I have spent the last month and half or so writing a particular computer program to model how some code would run on a 16 core “network-on-chip” device.
There were a lot of problems to get over – for although I had already written a Groovy/Java program to do the same thing, that code just was not up to handling the additional level of complexity I wanted for this iteration, so the whole thing had to be redone in C/C++.
About three weeks ago I got to the point where the code compiled and it should have been doing what I wanted, but it was crashing with memory bugs, a lot.
Debugging multi-threaded Posix Threads code is not meant to be easy but I was able – after teaching myself the basics of the GNU debugger (GDB) – to make a lot of progress (having realised that the old programmer’s saw of “if God had wanted us to use debuggers, she wouldn’t have given us printf” does not raise many laughs when you are dealing with multi-threaded code).
I discovered that the bugs were in my four year old red-black tree code.
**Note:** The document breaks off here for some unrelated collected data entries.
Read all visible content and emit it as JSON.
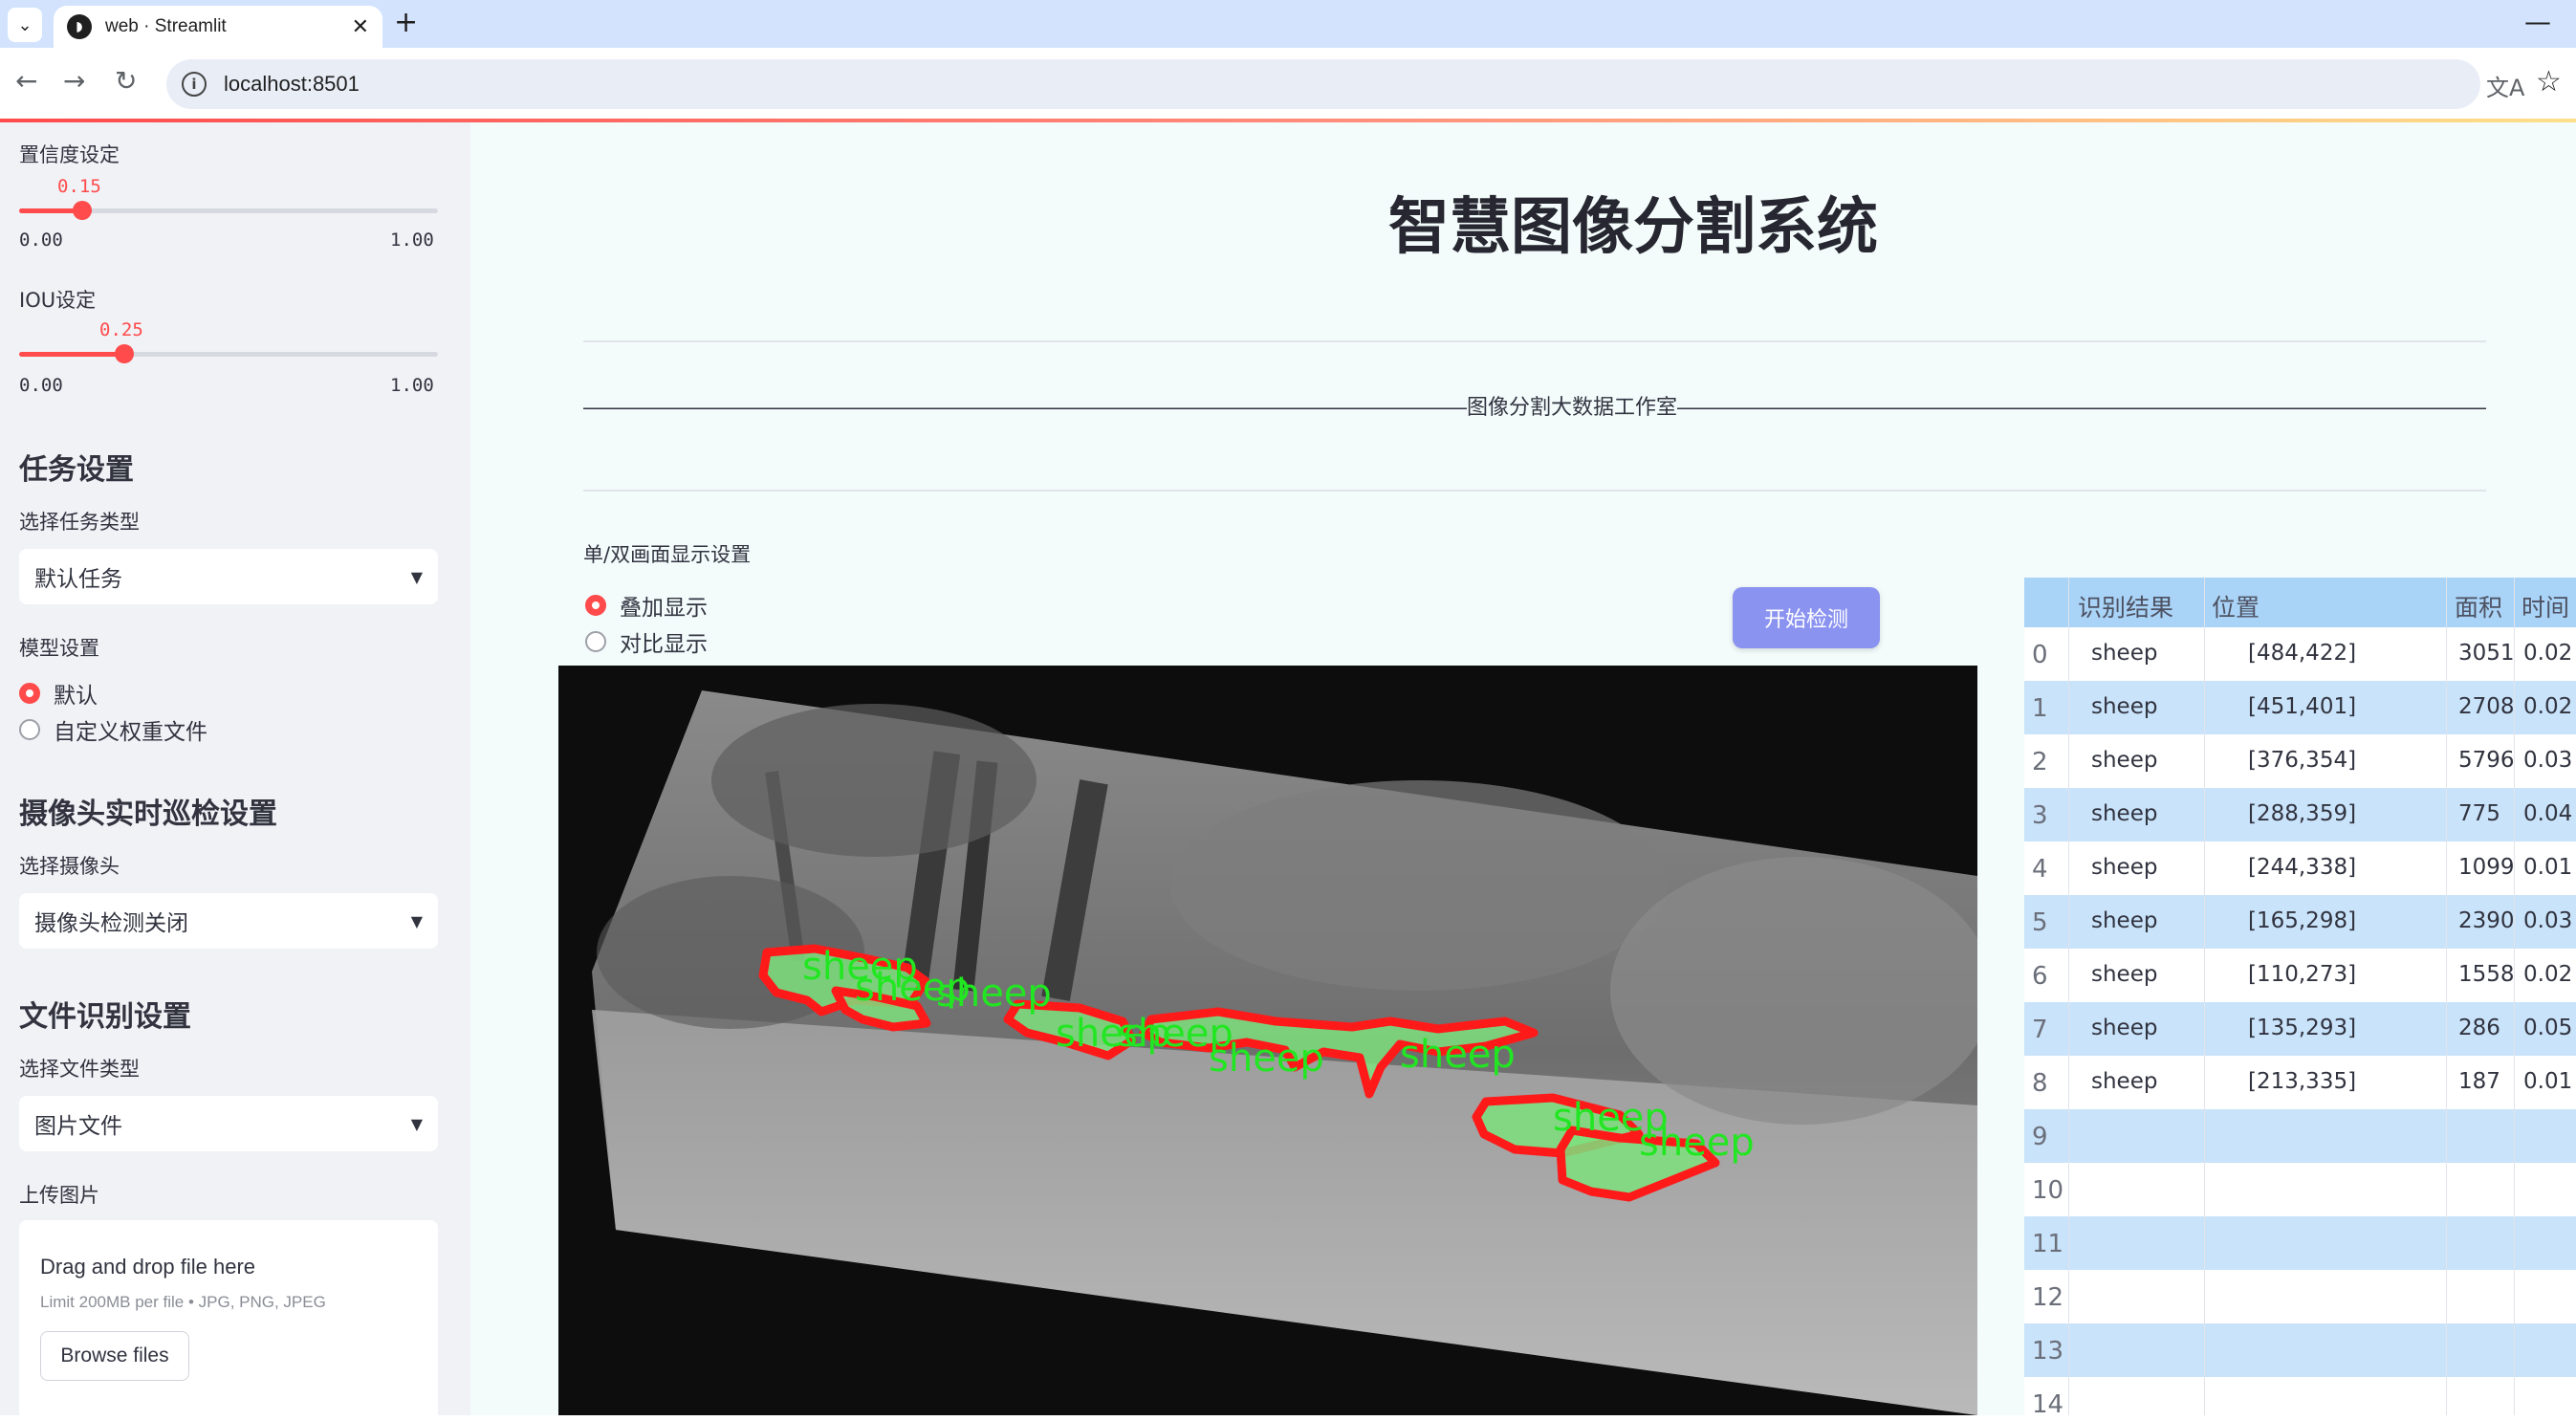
{
  "browser": {
    "tab_title": "web · Streamlit",
    "url": "localhost:8501"
  },
  "sidebar": {
    "confidence": {
      "label": "置信度设定",
      "value": "0.15",
      "fraction": 0.15,
      "min": "0.00",
      "max": "1.00"
    },
    "iou": {
      "label": "IOU设定",
      "value": "0.25",
      "fraction": 0.25,
      "min": "0.00",
      "max": "1.00"
    },
    "task_heading": "任务设置",
    "task_type_label": "选择任务类型",
    "task_type_value": "默认任务",
    "model_label": "模型设置",
    "model_options": [
      "默认",
      "自定义权重文件"
    ],
    "model_selected": "默认",
    "camera_heading": "摄像头实时巡检设置",
    "camera_label": "选择摄像头",
    "camera_value": "摄像头检测关闭",
    "file_heading": "文件识别设置",
    "file_type_label": "选择文件类型",
    "file_type_value": "图片文件",
    "upload_label": "上传图片",
    "upload_title": "Drag and drop file here",
    "upload_limit": "Limit 200MB per file • JPG, PNG, JPEG",
    "browse_label": "Browse files"
  },
  "main": {
    "title": "智慧图像分割系统",
    "studio_line": "——————————————————————————————————————————图像分割大数据工作室——————————————————————————————————————————————",
    "display_label": "单/双画面显示设置",
    "display_options": [
      "叠加显示",
      "对比显示"
    ],
    "display_selected": "叠加显示",
    "start_button": "开始检测",
    "detection_label": "sheep"
  },
  "results": {
    "headers": [
      "识别结果",
      "位置",
      "面积",
      "时间"
    ],
    "rows": [
      {
        "idx": "0",
        "label": "sheep",
        "pos": "[484,422]",
        "area": "3051",
        "time": "0.02"
      },
      {
        "idx": "1",
        "label": "sheep",
        "pos": "[451,401]",
        "area": "2708",
        "time": "0.02"
      },
      {
        "idx": "2",
        "label": "sheep",
        "pos": "[376,354]",
        "area": "5796",
        "time": "0.03"
      },
      {
        "idx": "3",
        "label": "sheep",
        "pos": "[288,359]",
        "area": "775",
        "time": "0.04"
      },
      {
        "idx": "4",
        "label": "sheep",
        "pos": "[244,338]",
        "area": "1099",
        "time": "0.01"
      },
      {
        "idx": "5",
        "label": "sheep",
        "pos": "[165,298]",
        "area": "2390",
        "time": "0.03"
      },
      {
        "idx": "6",
        "label": "sheep",
        "pos": "[110,273]",
        "area": "1558",
        "time": "0.02"
      },
      {
        "idx": "7",
        "label": "sheep",
        "pos": "[135,293]",
        "area": "286",
        "time": "0.05"
      },
      {
        "idx": "8",
        "label": "sheep",
        "pos": "[213,335]",
        "area": "187",
        "time": "0.01"
      },
      {
        "idx": "9",
        "label": "",
        "pos": "",
        "area": "",
        "time": ""
      },
      {
        "idx": "10",
        "label": "",
        "pos": "",
        "area": "",
        "time": ""
      },
      {
        "idx": "11",
        "label": "",
        "pos": "",
        "area": "",
        "time": ""
      },
      {
        "idx": "12",
        "label": "",
        "pos": "",
        "area": "",
        "time": ""
      },
      {
        "idx": "13",
        "label": "",
        "pos": "",
        "area": "",
        "time": ""
      },
      {
        "idx": "14",
        "label": "",
        "pos": "",
        "area": "",
        "time": ""
      }
    ]
  },
  "colors": {
    "accent": "#ff4b4b",
    "sidebar_bg": "#f0f2f6",
    "main_bg": "#f3fbfb",
    "table_header": "#a9d3f7",
    "table_alt_row": "#c9e3fa",
    "button": "#8b93f0",
    "mask_outline": "#ff1a1a",
    "mask_fill": "#7ee07e",
    "label_text": "#22e622"
  },
  "icons": [
    "chevron-down-icon",
    "streamlit-favicon",
    "close-icon",
    "plus-icon",
    "minimize-icon",
    "back-arrow-icon",
    "forward-arrow-icon",
    "reload-icon",
    "info-icon",
    "translate-icon",
    "star-icon",
    "caret-down-icon"
  ]
}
I had used it before in many situations and never had a problem, but also realised that where I used it before (and where I am still using it now), I was continually adding nodes to the tree and not deleting them. The deletion code was wrong.
Most people write their red-black tree code having read Introduction to Algorithms – but here, at least, I was not like most people. I had written the code myself more or less from scratch, piecing together the various things I needed to do from a lot of different online sources. And I was very proud of that too.
But that also meant that, when I tried to fix the code by looking at the canonical description in “Introduction…” the match was poor and my model was, at a quite fundamental level, different (I used null pointers for the leaves, not the “guard node” approach advocated in the book.)
I thought I could get around the issue by not doing any rebalancing after a deletion – after all I was still inserting nodes even as I was deleting them and my insertion code seems (and still seems) quite robust.
But while that allowed by code to run quite a lot longer before falling over, it still fell over. I had to face the facts and use the Standard Template Library (STL) classes – map and set.
I started work on that on Friday on a long train journey. I thought it would be weeks of further chopping and changing. In fact it took little more than 48 hours and I am wondering why I put myself through such misery when robust and well-tested solutions were always to hand (I kept my code for one tree I used where I am only doing insertions – as converting that would have taken a further day, but that was the margin I was operating in – having contemplated weeks, I now worried it would take more than a few hours).
The new code seems pretty robust, but I am struggling to get it on the university’s compute server as that is now under such heavy load, and so I am thinking of adding an nCurses interface while I wait.
Admitting defeat was the quickest way, it seems, to victory. Something worth remembering, perhaps, when your software project is in trouble.